Read a text file directly as vector of SVectors


#1

Here is my try:

function read_dataset(filename, V::Type{SVector{D, T}}, sep::Char = ',') where {D, T}

    data = SVector{D, T}[]
    open(filename) do io
        for ss in eachline(io)
            s = split(ss, sep)
            push!(data, V(ntuple(k -> parse(T, s[k]), Val(D))))
        end
    end
    return data
end

I feel like this is completely “wrong” though, because when I checked the source code for readdlm it seems super complicated and to understand it I would have to go very deep.

So my simple question is if there is already an existing method that loads a text file directly as a Vector{SVector} and not as a Matrix?

Notice : Reinterpret cannot work here because for 99.9% of datafiles I will need to load, the row axis is the “SVector” axis, and the column axis gives the discrete data points, e.g.:

-0.3999999999999999,0.3
1.076,-0.11999999999999997
-0.7408864000000001,0.32280000000000003
0.554322279213056,-0.22226592

etc. This means that I would first need to transpose the matrix, which does not really seem efficient?


#2

Not sure if there is a faster way, but why not just read it to a vector, line by line, then reinterpret at the end? If u know the size of the vector, u can also use sizehint! to allocate once.


#3
  1. How can I tell the size of the vector I will need? Is there a function that tells me how many lines the file will have?
  2. Isn’t the way reinterpret works changed in 0.7?

#4

You have to read the file, eg with readline and just count, or read by byte and just count the \ns, adjusting for whether the last line has a terminating newline or not.

But a single pass with push! should be faster; you can always do a sizehint! at the end.


#5

Okay I clearly do not get it, so please explain a bit more…

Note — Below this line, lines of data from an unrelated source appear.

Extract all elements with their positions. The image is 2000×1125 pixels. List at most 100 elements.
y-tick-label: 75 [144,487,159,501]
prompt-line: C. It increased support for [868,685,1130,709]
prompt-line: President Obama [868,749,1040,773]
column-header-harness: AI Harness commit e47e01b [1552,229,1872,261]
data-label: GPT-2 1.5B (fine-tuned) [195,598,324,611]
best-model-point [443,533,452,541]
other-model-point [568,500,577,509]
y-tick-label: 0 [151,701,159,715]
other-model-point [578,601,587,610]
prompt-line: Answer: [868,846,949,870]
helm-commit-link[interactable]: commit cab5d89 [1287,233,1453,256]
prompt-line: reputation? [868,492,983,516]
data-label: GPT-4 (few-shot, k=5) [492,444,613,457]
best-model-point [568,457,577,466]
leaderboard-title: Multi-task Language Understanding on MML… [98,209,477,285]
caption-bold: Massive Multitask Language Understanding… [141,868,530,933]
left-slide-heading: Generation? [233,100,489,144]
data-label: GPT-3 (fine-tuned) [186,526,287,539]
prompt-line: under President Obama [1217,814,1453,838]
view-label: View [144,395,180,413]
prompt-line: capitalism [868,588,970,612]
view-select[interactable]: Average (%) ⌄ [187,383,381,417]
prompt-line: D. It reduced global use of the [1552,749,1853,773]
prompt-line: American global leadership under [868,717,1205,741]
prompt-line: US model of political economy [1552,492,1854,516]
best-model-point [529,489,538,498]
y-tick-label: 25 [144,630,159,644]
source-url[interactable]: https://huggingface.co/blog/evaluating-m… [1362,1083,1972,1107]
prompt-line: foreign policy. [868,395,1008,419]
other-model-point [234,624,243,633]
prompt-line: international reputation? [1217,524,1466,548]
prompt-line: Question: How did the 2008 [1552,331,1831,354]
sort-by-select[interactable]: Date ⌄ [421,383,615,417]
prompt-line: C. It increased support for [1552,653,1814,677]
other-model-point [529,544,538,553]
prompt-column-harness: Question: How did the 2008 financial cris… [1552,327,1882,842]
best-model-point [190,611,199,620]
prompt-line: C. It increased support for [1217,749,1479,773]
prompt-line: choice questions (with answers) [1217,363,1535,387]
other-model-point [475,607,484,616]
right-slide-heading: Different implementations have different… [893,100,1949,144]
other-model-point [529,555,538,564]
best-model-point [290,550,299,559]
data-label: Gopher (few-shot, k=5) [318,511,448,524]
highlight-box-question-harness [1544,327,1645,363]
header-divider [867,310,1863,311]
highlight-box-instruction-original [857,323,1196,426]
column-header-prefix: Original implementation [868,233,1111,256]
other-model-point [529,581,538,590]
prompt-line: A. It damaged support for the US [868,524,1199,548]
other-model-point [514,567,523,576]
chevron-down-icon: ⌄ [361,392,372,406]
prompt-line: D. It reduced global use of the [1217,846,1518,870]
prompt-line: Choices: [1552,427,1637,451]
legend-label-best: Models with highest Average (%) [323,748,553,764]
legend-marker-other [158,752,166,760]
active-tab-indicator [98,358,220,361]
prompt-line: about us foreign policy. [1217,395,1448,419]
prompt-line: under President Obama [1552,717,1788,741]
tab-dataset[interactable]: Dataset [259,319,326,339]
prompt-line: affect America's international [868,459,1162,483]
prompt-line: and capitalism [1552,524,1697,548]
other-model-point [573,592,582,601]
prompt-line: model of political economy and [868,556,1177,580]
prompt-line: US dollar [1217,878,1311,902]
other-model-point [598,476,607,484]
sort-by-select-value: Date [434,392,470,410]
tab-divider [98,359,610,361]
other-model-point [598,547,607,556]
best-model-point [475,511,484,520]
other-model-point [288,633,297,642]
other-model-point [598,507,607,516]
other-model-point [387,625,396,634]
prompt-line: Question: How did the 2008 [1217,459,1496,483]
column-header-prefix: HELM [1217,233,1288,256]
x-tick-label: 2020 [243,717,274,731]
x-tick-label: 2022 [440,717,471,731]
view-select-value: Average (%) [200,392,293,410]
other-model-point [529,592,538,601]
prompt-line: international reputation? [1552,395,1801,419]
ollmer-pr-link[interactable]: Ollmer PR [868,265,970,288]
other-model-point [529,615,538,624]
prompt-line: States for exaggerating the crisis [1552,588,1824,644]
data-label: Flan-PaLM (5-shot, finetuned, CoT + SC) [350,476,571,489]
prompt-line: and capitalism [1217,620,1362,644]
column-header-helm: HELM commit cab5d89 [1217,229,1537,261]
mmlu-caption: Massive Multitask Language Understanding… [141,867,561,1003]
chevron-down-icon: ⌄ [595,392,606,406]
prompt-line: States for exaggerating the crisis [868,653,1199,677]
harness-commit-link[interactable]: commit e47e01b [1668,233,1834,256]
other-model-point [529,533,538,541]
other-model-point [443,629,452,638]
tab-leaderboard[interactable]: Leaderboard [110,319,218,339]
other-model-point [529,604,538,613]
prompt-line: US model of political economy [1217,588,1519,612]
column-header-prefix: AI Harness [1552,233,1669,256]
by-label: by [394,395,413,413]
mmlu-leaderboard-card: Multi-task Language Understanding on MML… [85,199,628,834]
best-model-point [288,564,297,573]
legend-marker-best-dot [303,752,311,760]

After I have finished reading each line, I will already have pushed all the data in the vector. Thus I will also have counted everything and already filled my vector.

What is the meaning of sizehint! then? It is completely meaningless, right? I truly don’t get how sizehint! can be used at “the end”.


#6

There is countlines but it will read the file anyways. If memory is not a problem, you can use readlines to read all lines at once in a string vector then call length. Benchmarking both would be interesting. Also if you have full control over the format, then encoding this information in the first line would probably be the fastest.

Not sure about the second question.


#7

Sorry, I meant resize!. I am under the impression that it will free the extra storage, but I may be misreading the code.